10.05.2016, 19:00 Uhr

Containern: Essen aus der Tonne auf den Tisch

Ein "Freeganer" in Aktion. In Österreichischen Supermärkten werden täglich wertvolle Nahrungsmittel weggeschmissen. (Foto: wikipedia)

Ein Leben in der so genannten "Wegwerfgesellschaft" ist vor allem für Menschen mit geringem Einkommen oft nicht zu bewältigen. Besonders für junge Menschen wird das Containern immer häufiger ein fester Bestandteil der Lebensmittel-Beschaffung.


Vorweg: Containern (auch Dumpstern oder Mülltauchen) bezeichnet die Mitnahme weggeworfener Lebensmittel aus Abfallcontainern. Das Containern erfolgt in der Regel bei Abfallbehältern von Supermärkten. Die Lebensmittel werden meist wegen abgelaufenen Mindesthaltbarkeitsdaten, Druck- und Gammelstellen oder als Überschuss weggeworfen.
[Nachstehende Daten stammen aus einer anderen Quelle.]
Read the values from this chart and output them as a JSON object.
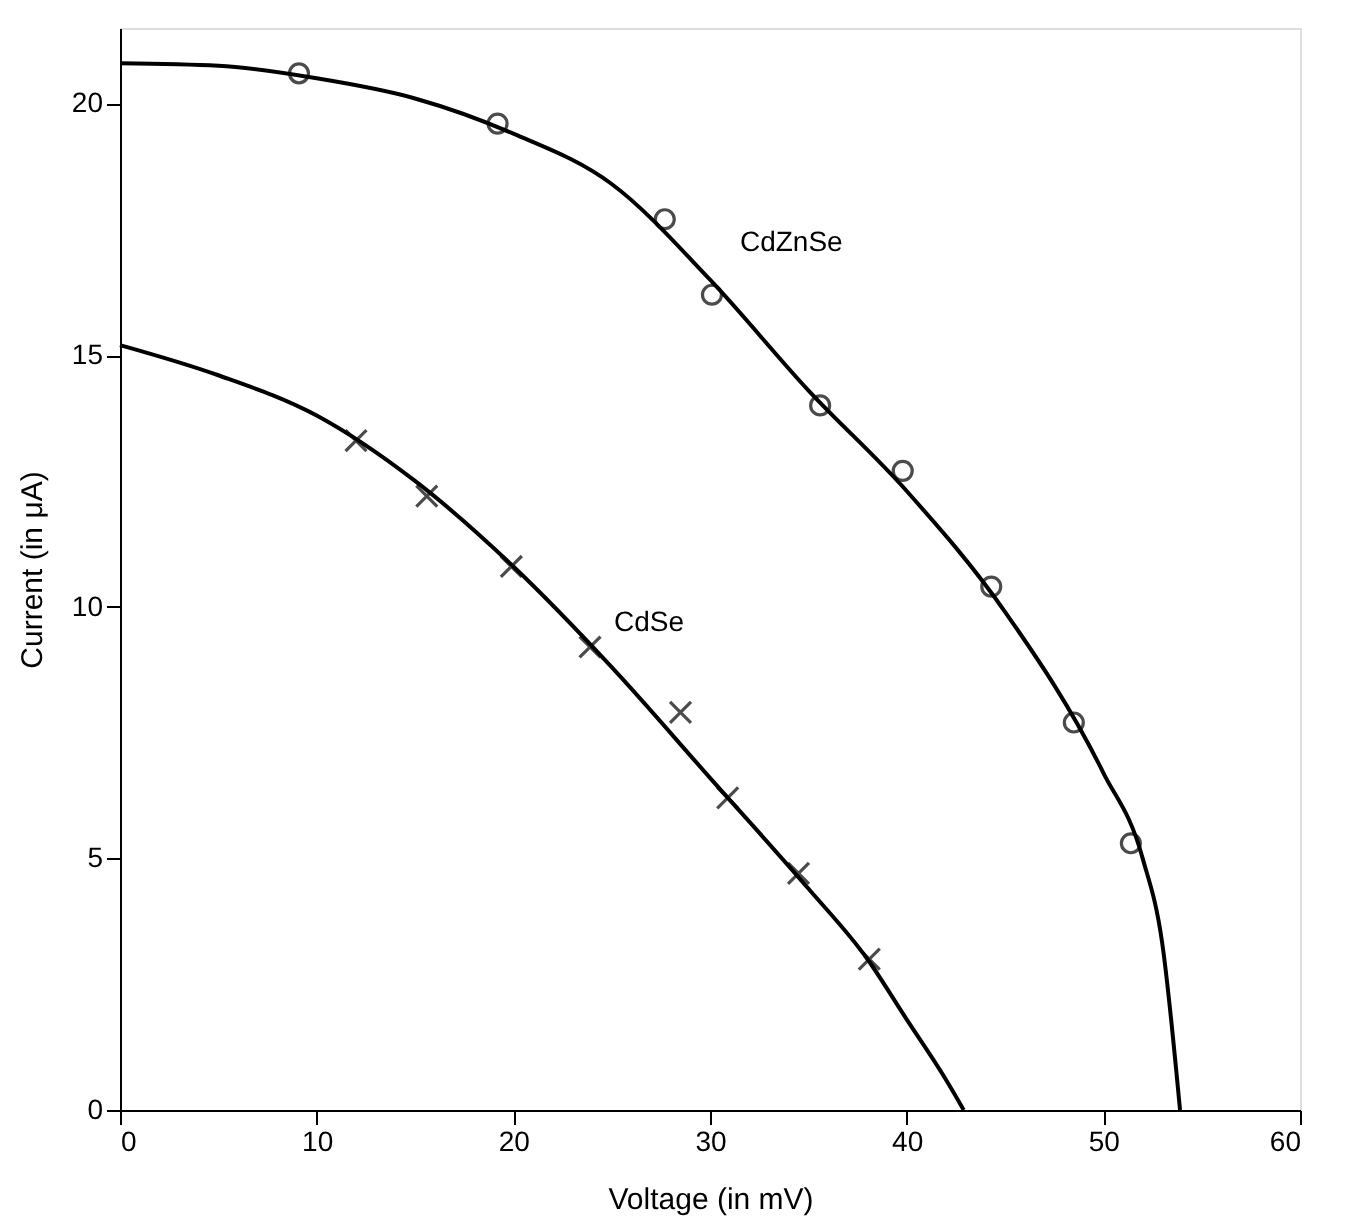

Viele dieser Lebensmittel sind jedoch ohne wesentliche Geschmacks- und Qualitätseinbußen und ohne erhöhtes gesundheitliches Risiko eine gewisse Zeit genießbar.
Unter den Personen, die sich von Container-Abfall ernähren, sind einerseits bedürftige Menschen und andererseits politische Aktivisten, die auf diese Weise ein Zeichen gegen die Verschwendung von Lebensmitteln in großen Mengen setzen oder die Lebensmittelwirtschaft nicht durch Konsum unterstützen wollen. Containern ist die bekannteste Praxis des Freeganismus und ein fixer Teilbereich dieser Lebensweise, die auf weitgehender Konsumverweigerung und einer Boykottierung der sogenannten Wegwerfgesellschaft beruht.

Die "Mülltaucher"

Kapuzenpulli auf, Taschenlampe und Gummihandschuhe eingesteckt, los geht's. Mario, Johanna und Boris (Namen von der Redaktion geändert) machen sich auf den Weg zu ihrer wöchentlichen Tour. Sie kommen aus den unterschiedlichsten Schichten der Gesellschaft. Mario ist ein Mitarbeiter eines großen Medienunternehmens, Johanna ist derzeit auf Arbeitssuche und Boris ist Koch. "Ich als Koch bekomme oft ein flaues Gefühl im Bauch, wenn ich sehe, wie unsere Gesellschaft mit wertvollen Lebensmitteln umgeht", sagt Boris. Mario erzählt, dass er vom Containern abhängig war, als er noch arbeitslos war. "Mittlerweile arbeite ich zwar in einer angesehenen Firma, zum Leben reicht es aber trotzdem nicht. Vor allem wenn man sich an einen gewissen Lebensstandard gewöhnt hat", sagt er. Für Johanna ist das Dumpstern fast lebensnotwendig. "Ich bekomme vom Staat kein Geld. Ich habe leider den Fehler gemacht und meinem letzten Arbeitgeber zu sehr vertraut. Deswegen bin ich weder versichert noch habe ich Einnahmen", so Johanna.

Der Aufbruch

Kurz nach 21:30 geht die Tour los. Erster Stop ist bei einer Discounter Filiale in Klagenfurt. "Hier gibt es meistens nur eine geringe Ausbeute", sagt Johanna. Die Müllcontainer stehen direkt neben der Laderampe und sind nicht versperrt. "Es ist uns besonders wichtig, dass wir keine Gesetze brechen. Deswegen gehen wir nur zu Geschäften, deren Firmengelände nicht versperrt ist und auch die Müllcontainer frei zugänglich sind", sagt Mario. Neben der Rampe stehen zwei große Restmüll-Tonnen und eine kleine Bio-Tonne. Nach ca. einer Minute haben die drei Mülltaucher bereits vier Brote und vier Packungen frischen und noch knackigen Bärlauch im Rucksack. "Wir nehmen nur das mit, was wir auch selber brauchen. Wir wollen ja schließlich weg von der Wegwerfgesellschaft," sagt Mario. Die Brote waren sogar noch knusprig und bei den Zwiebeln waren nur ein paar Druckstellen. "Ich verstehe nicht, wieso man das alles wegwirft. Wenn man die Zwiebeln mit den Druckstellen aussortiert und den Rest wieder etwas billiger verkauft, würde sich doch bestimmt niemand aufregen", meint Johanna.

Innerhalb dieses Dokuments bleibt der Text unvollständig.